Recurrent Pregnancy Loss
Recurrent pregnancy loss, or RPL, is defined by 2 or more miscarriages before the pregnancy progresses past the 20th week. The losses can be biochemical or clinical losses to be considered as recurrent pregnancy losses.
Different Types of Pregnancy Loss
A clinical pregnancy loss is one where the pregnancy has been diagnosed via ultrasound, with a gestational age of between 5 and 6 weeks. Biochemical pregnancy is one that has been diagnosed through urine or blood tests before disappearing.

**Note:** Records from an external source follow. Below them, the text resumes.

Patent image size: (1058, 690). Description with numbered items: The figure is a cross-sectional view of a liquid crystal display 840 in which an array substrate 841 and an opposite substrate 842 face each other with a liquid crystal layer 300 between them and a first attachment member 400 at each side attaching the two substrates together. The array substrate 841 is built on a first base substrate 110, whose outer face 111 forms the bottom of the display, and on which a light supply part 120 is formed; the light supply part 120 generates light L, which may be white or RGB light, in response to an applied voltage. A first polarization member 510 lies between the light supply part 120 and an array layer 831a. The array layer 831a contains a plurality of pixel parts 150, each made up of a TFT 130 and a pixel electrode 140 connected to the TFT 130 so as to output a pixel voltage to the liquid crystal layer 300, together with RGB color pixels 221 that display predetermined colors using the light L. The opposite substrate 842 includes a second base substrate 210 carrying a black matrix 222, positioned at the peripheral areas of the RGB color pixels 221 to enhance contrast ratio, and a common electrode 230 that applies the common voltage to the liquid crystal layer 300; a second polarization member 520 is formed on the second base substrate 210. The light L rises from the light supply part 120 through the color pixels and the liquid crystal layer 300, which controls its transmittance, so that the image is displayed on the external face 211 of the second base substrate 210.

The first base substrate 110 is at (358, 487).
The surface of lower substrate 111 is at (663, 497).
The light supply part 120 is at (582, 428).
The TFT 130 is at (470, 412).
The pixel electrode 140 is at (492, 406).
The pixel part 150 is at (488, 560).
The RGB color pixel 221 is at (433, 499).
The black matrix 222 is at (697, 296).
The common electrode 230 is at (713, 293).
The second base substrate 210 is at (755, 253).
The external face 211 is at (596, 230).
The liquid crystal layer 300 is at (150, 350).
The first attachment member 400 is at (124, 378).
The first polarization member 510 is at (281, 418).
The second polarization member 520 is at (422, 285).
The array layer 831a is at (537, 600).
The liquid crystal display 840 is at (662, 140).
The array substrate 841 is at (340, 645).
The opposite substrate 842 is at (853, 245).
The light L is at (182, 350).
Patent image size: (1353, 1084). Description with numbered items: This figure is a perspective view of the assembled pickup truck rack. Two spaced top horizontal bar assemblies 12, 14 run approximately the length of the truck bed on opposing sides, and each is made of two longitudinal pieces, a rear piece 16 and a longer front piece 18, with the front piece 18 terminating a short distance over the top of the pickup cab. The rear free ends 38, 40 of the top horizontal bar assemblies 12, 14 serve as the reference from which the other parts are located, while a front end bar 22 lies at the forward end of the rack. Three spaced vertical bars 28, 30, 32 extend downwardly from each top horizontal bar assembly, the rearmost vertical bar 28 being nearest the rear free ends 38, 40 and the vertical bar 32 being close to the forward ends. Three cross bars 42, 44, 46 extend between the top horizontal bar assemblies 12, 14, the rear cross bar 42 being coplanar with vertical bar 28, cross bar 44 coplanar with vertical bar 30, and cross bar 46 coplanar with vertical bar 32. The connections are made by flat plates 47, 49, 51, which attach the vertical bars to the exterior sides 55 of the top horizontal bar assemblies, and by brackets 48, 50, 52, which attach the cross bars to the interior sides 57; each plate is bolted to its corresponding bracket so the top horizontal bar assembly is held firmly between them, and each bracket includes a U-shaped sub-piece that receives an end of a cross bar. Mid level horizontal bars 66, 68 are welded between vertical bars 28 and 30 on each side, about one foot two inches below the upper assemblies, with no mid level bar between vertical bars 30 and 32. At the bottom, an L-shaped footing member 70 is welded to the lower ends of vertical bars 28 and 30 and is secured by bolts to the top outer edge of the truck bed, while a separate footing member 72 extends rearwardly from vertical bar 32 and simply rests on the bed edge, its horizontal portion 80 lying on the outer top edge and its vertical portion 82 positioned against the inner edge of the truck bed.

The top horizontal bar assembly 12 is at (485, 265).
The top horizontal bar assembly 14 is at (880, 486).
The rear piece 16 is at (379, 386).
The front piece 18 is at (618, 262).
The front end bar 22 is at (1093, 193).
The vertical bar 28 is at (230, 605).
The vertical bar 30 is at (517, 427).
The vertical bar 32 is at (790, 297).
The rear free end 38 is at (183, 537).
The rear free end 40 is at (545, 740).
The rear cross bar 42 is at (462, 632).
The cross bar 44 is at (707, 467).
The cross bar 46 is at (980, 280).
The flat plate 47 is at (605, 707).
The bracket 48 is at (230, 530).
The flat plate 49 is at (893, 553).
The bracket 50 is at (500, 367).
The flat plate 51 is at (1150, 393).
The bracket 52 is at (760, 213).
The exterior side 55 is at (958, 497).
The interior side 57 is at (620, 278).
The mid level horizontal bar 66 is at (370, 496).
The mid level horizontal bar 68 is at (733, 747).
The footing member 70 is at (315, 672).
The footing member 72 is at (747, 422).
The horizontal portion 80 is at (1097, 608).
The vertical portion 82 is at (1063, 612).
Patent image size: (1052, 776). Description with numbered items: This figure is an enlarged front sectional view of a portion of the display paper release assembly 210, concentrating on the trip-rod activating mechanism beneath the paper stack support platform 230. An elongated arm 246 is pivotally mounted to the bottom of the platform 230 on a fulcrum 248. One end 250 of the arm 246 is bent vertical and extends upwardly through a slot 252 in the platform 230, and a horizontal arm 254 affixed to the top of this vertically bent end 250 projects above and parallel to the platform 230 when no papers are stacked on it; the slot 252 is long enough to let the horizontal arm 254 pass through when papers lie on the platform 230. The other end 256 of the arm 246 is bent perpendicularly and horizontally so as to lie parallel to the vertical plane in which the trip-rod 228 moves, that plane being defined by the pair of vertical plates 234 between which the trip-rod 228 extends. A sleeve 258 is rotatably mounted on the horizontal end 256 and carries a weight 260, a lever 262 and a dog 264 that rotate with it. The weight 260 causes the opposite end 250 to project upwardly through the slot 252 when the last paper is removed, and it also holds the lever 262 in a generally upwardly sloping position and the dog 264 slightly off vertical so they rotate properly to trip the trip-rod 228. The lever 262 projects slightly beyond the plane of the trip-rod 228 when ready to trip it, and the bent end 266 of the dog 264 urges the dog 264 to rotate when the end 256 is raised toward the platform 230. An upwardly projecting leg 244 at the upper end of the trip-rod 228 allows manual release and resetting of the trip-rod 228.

What Causes Recurrent Pregnancy Loss
Genetic abnormalities, lifestyle, environmental factors, anatomic conditions, and underlying medical conditions can all cause RPL. All too frequently, there are no definitive answers as to what causes the loss.
Treatment for RPL
The good news is that it is possible to treat many causes of RPL. Although multiple miscarriages can cause stress, up to 80 percent of those who experience 3 miscarriages will go on to have a full-term pregnancy. Don’t let fear of female infertility affect your plans, early intervention can increase the odds of a successful outcome. If you are experiencing RPL, Austin female fertility and Recurrent Pregnancy Loss specialist Dr. Dan Lebovic can help look for and treat the underlying cause, giving you a better chance at a successful pregnancy.
Making some lifestyle changes may be enough to boost female fertility for some women. Both drug use and smoking increase the risk of miscarriage. For some women, lowering the amount of caffeine and alcohol they consume can help as well.
Maintaining a healthy weight is also helpful for maintaining a healthy pregnancy. For those who would benefit from weight loss, healthy food choices and regular exercise not only aid in weight loss but also help with the stressful emotions that often go along with pregnancy loss.
In some cases, RPL is due to genetic issues in one or both parents. A blood test is used to diagnose these issues. If chromosomal issues are found, genetic counseling can help the couple explore their options.
Some women have health conditions that increase the risk of miscarriage. Often, the woman has no prior knowledge of the issue, however, both clotting issues and autoimmune conditions may require treatment with blood thinners to maintain a healthy pregnancy. The treatment may be as simple as low-dose aspirin or may require a more aggressive blood thinner.
Treatment for Other Health Conditions
There are several health conditions that can affect female fertility. An over or under-active thyroid gland, high levels of prolactin, or out-of-balance blood sugar levels can all affect a woman’s ability to maintain a healthy pregnancy. Specific blood tests that check for overall health and hormone levels is often all that is needed to diagnose these cases of female infertility.
Not all cases of female infertility can be treated through lifestyle changes and medications. Some conditions require surgery. The good news is, that once these issues are diagnosed, the treatment is often quick and the recovery time short. Scar tissue and fibroids in the uterus can make it an inhospitable place for the embryo. Once the excess tissue is removed, the likelihood of a successful, full-term pregnancy increases.